By now, there have been many publicized instances of machine learning models that appear to discriminate on the basis of a protected attribute, such as race or gender. To mention a few, COMPAS, a model created by Northpointe (now Equivant) to measure the recidivism risk of many criminal defendants across the U.S., came under scrutiny because it categorized black people as high risk disproportionately more often, even after controlling for whether they actually recidivated. More recently, Amazon revealed that a model that they built to screen job applicants tended to favor men over women, leading them to scrap the model.
To be clear, I’m not claiming that this happened because someone at Northpointe or Amazon was a malicious racist or sexist. Rather, the issue is that it’s hard to ensure that a model is free of discriminatory biases; even if we don’t give the model access to the protected attribute directly, the model may learn to discriminate anyway by using a proxy that is correlated with the protected attribute.
How statistical notions of fairness can go wrong
There has been a lot of research in the field of fair machine learning, and in the process many different definitions of fairness have come up. One of the simplest and the most commonly used definitions is demographic parity, which states that the positive classification rate must be the same regardless of the protected attribute. For example, in the context of job applications, if 10% of the white applicants are ultimately hired, then 10% of the black applicants should be hired as well.
But just because a hiring process satisfies demographic parity does not mean that the hiring process is free of discrimination. For example, suppose that an employer uses a flawed model that results in the hiring of 10% of the white applicants and only 5% of the black applicants.

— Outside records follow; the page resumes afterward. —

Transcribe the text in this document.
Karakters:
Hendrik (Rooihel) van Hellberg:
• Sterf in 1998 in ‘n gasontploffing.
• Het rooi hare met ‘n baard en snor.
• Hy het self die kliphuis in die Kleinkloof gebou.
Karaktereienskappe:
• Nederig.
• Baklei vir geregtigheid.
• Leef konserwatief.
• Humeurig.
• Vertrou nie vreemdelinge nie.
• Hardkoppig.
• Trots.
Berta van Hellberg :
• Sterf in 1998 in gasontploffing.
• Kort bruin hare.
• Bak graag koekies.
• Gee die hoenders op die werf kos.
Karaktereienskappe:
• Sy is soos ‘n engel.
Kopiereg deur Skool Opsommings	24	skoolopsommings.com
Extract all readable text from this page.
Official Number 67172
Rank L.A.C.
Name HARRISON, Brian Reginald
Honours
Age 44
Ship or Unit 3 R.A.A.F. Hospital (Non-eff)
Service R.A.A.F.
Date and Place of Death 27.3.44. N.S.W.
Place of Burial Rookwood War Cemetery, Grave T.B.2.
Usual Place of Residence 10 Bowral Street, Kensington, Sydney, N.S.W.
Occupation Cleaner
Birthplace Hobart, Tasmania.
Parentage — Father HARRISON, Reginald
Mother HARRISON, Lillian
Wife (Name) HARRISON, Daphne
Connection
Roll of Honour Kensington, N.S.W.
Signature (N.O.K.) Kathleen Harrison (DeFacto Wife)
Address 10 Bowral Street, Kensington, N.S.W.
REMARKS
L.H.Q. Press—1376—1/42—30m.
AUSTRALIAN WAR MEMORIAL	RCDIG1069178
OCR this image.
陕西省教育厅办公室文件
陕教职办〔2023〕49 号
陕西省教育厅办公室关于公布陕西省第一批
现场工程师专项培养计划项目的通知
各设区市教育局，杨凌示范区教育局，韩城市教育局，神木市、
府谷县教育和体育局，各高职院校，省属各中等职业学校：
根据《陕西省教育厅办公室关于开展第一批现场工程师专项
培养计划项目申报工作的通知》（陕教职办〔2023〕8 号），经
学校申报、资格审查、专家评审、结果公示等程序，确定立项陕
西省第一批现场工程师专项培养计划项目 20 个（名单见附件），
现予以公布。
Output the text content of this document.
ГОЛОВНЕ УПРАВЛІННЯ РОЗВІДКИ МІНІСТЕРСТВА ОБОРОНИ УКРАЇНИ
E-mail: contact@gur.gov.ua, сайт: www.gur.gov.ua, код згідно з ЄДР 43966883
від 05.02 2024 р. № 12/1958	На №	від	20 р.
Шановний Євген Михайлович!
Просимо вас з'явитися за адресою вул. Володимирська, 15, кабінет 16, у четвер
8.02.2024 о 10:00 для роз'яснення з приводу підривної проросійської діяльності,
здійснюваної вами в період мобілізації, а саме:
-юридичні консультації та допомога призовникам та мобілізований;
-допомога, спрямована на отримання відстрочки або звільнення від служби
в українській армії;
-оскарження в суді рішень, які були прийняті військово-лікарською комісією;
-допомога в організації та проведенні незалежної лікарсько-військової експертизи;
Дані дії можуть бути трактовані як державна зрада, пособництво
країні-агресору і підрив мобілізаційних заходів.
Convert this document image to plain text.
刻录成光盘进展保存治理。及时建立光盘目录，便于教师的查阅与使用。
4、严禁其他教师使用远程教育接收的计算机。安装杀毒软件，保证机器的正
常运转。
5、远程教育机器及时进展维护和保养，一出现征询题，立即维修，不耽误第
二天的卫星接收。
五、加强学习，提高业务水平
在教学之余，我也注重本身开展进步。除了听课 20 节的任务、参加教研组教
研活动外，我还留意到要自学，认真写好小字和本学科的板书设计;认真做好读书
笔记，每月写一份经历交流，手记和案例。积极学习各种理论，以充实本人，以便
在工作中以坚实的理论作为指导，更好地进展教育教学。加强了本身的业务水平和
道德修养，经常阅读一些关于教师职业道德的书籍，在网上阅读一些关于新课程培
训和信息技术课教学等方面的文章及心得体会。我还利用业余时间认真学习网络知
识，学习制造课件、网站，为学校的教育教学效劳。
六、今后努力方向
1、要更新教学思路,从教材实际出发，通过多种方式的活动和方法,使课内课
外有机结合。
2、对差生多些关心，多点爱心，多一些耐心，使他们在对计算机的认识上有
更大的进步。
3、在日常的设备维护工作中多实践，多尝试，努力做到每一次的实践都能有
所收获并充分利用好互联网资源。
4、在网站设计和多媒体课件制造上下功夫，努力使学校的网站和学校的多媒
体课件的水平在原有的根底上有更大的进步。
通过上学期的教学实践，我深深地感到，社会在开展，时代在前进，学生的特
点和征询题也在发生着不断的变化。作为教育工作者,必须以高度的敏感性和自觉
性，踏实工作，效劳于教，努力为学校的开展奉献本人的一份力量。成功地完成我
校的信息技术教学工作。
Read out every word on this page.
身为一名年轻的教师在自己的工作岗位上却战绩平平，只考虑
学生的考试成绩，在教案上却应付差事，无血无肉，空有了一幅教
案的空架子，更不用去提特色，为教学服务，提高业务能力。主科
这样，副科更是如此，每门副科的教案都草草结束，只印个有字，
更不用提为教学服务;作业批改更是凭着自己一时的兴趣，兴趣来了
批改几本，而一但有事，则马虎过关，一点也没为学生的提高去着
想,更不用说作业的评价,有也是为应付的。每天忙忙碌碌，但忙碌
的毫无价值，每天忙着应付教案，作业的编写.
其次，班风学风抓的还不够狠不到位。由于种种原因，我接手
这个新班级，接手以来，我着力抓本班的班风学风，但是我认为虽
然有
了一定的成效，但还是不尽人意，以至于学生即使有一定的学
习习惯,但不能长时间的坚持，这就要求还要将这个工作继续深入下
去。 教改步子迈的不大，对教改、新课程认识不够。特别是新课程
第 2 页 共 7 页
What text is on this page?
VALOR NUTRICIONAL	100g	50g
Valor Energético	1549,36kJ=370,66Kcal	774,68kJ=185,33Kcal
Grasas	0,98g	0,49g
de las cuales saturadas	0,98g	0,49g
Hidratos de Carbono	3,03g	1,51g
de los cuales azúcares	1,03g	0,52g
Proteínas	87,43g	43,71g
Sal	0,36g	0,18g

Realizing the flaw of the model, the employer then attempts to remove the racial imbalance by hiring five more percent of the black applicants. Although the two racial groups now receive the same result on average, there still could be individual applicants who are harmed by the flawed model and are not hired later. This example is not just hypothetical; the state government of Connecticut did something very similar in the 1970s, and the U.S. Supreme Court decided for the above reason that demographic parity is not a complete defense to claims of discrimination.
Proxy-based notion of fairness
So instead of considering the statistical effect of the proxy on the model as a whole, we choose to identify the cause of the discriminatory behavior directly. Previously, Datta et al. formalized the definition of a proxy as any component of the model that is:
- sufficiently associated with the protected attribute, and
- sufficiently influential on the final output of the model.
This is a high-level summary of the definition, and in order to apply this definition in practice, we have to define what a component is, as well as specifying a measure of association and influence.
Our paper at NeurIPS 2018 does exactly that for the setting of linear regression. We then improve on the proxy detection procedure proposed by Datta et al.[5:1], which is basically a brute-force algorithm that enumerates all components of the model. In the setting of linear regression, we found a nice structure that allows for a convex optimization (second-order cone programming) procedure that detects proxies quickly and efficiently. This is useful in practice because it allows a model trainer to learn which part of the model is discriminatory and take steps to fix that part.
Justified use of a proxy
One final point of note is that not all proxies are bad. To see why, let’s go back to the example of job applications. If the job requires heavy lifting, a model that is aware of this requirement will use the weightlifting ability of the applicant to help make its predictions. Although the weightlifting ability is likely to be a proxy for gender, this proxy is considered justified in this context because it is relevant for this specific prediction task. So in general, we assume that once a proxy has been identified, a human domain expert would look at the proxy to decide whether it should be allowed to remain in the model. But humans, unlike computers, are limited in their ability to process large amounts of work, so we want to focus their attention on the proxies that we are really unsure about. In particular, in the above example, we are pretty sure that the use of the weightlifting ability is justified, so we want to avoid identifying proxies that are largely based on the weightlifting ability. In the NeurIPS paper[6:1], we formalize this intuition by designating an input attribute as exempt, and we show how to modify our proxy detection algorithm to avoid proxies that are driven by the exempt attribute.
I hope that this post clarified the motivation for our work on proxy use, and I encourage you to read the paper[6:2] for more technical details.